Will Find Peace exemplifies Alex Janvier’s mature synthesis of Indigenous knowledge systems and modernist abstraction. Born in 1935 on the Cold Lake First Nations, Treaty 6 Territory, Janvier’s early exposure to the Denesuliné language and traditions was later disrupted by his time at the Blue Quills Indian Residential School. These experiences, combined with formal training at the Southern Alberta Institute of Technology, where he encountered Bauhaus, Cubism, and Surrealism, informed a singular artistic vocabulary that would become foundational to contemporary Indigenous art in Canada.
Executed in his fully developed mature style, Will Find Peace demonstrates Janvier’s mastery of line, colour, and spatial balance. Against an unprimed linen ground, he deploys intricate, curvilinear forms in saturated hues—cerulean, emerald, crimson, and gold—that interlace with geometric fragments and concentric motifs. This visual language recalls both cartographic mapping and organic systems, inviting interpretations that range from topographies of memory to spiritual or cosmological networks. A prominent orange-red disc near the centre serves as a visual anchor, controlling the viewer’s gaze amid the dynamic interplay of surrounding elements. Monumental in scale and presence, this work commands the viewer’s full attention and dominates the surrounding space.

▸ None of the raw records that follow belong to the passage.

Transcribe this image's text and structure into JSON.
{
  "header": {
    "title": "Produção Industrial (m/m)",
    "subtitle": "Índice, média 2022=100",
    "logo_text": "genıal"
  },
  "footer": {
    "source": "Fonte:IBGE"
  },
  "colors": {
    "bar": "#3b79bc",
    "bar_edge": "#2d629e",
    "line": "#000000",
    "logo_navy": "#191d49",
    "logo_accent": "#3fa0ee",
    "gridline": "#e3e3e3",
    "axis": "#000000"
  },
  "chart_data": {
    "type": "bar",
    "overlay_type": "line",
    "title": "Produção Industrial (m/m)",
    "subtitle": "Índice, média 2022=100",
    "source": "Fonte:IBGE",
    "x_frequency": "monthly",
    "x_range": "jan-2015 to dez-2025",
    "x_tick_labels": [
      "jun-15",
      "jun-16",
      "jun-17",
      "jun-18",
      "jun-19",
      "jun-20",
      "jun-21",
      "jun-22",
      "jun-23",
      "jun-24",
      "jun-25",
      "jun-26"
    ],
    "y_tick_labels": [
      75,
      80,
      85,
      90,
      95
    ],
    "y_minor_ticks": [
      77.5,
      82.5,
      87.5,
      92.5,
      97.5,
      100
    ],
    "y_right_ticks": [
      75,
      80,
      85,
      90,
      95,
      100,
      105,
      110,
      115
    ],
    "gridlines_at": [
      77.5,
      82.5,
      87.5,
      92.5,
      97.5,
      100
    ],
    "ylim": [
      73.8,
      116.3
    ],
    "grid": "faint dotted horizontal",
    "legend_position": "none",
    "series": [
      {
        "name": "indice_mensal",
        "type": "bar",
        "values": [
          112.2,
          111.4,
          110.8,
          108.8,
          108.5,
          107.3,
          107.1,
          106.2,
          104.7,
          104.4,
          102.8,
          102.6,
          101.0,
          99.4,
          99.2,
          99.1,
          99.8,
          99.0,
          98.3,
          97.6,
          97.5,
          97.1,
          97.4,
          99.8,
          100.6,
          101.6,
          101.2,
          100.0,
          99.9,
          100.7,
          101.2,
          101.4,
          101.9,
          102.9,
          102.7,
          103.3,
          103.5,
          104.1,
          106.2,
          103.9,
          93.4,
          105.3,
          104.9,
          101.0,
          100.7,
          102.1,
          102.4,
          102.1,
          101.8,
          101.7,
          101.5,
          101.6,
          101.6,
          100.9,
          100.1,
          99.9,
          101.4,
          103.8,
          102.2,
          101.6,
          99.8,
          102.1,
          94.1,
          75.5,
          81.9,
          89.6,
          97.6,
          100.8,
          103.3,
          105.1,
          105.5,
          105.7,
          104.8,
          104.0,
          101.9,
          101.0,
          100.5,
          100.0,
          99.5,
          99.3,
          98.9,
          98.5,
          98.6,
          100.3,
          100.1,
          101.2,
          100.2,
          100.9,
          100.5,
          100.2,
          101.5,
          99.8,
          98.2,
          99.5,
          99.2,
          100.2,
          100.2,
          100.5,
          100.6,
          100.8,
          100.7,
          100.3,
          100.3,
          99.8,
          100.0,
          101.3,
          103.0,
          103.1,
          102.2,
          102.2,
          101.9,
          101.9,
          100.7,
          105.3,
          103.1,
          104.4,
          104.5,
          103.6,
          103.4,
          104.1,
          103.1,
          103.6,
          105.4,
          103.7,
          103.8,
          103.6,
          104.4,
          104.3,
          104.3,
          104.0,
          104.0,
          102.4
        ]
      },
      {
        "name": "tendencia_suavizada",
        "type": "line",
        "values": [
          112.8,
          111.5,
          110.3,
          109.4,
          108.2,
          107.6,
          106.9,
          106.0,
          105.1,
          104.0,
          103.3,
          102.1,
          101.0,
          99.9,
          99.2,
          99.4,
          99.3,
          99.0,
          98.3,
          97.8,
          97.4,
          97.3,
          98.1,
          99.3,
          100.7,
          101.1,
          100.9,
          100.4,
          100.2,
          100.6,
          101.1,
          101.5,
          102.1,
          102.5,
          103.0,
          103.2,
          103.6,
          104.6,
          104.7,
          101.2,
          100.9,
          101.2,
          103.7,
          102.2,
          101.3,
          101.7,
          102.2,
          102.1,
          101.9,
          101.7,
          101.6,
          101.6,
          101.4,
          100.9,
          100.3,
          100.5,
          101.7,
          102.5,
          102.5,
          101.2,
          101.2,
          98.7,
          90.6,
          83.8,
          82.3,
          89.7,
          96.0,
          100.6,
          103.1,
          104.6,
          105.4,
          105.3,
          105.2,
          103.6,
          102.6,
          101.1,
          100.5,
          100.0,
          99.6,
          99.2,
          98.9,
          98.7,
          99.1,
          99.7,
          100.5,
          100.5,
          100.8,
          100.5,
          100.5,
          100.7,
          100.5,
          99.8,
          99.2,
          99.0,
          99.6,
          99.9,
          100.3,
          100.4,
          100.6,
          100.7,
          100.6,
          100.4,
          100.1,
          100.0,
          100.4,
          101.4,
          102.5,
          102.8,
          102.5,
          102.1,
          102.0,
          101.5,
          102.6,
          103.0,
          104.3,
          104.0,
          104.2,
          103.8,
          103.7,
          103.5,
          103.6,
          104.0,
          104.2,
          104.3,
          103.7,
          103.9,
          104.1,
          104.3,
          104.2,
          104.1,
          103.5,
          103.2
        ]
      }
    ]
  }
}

Like much of Janvier’s oeuvre, Will Find Peace is both intimate and universal—a meditation on healing, connection, and the enduring strength of Indigenous identity rendered through colour and line. It epitomizes the artist’s ability to weave together cultural inheritance, personal resilience, and aesthetic innovation, ensuring that his work continues to resonate far beyond its immediate context.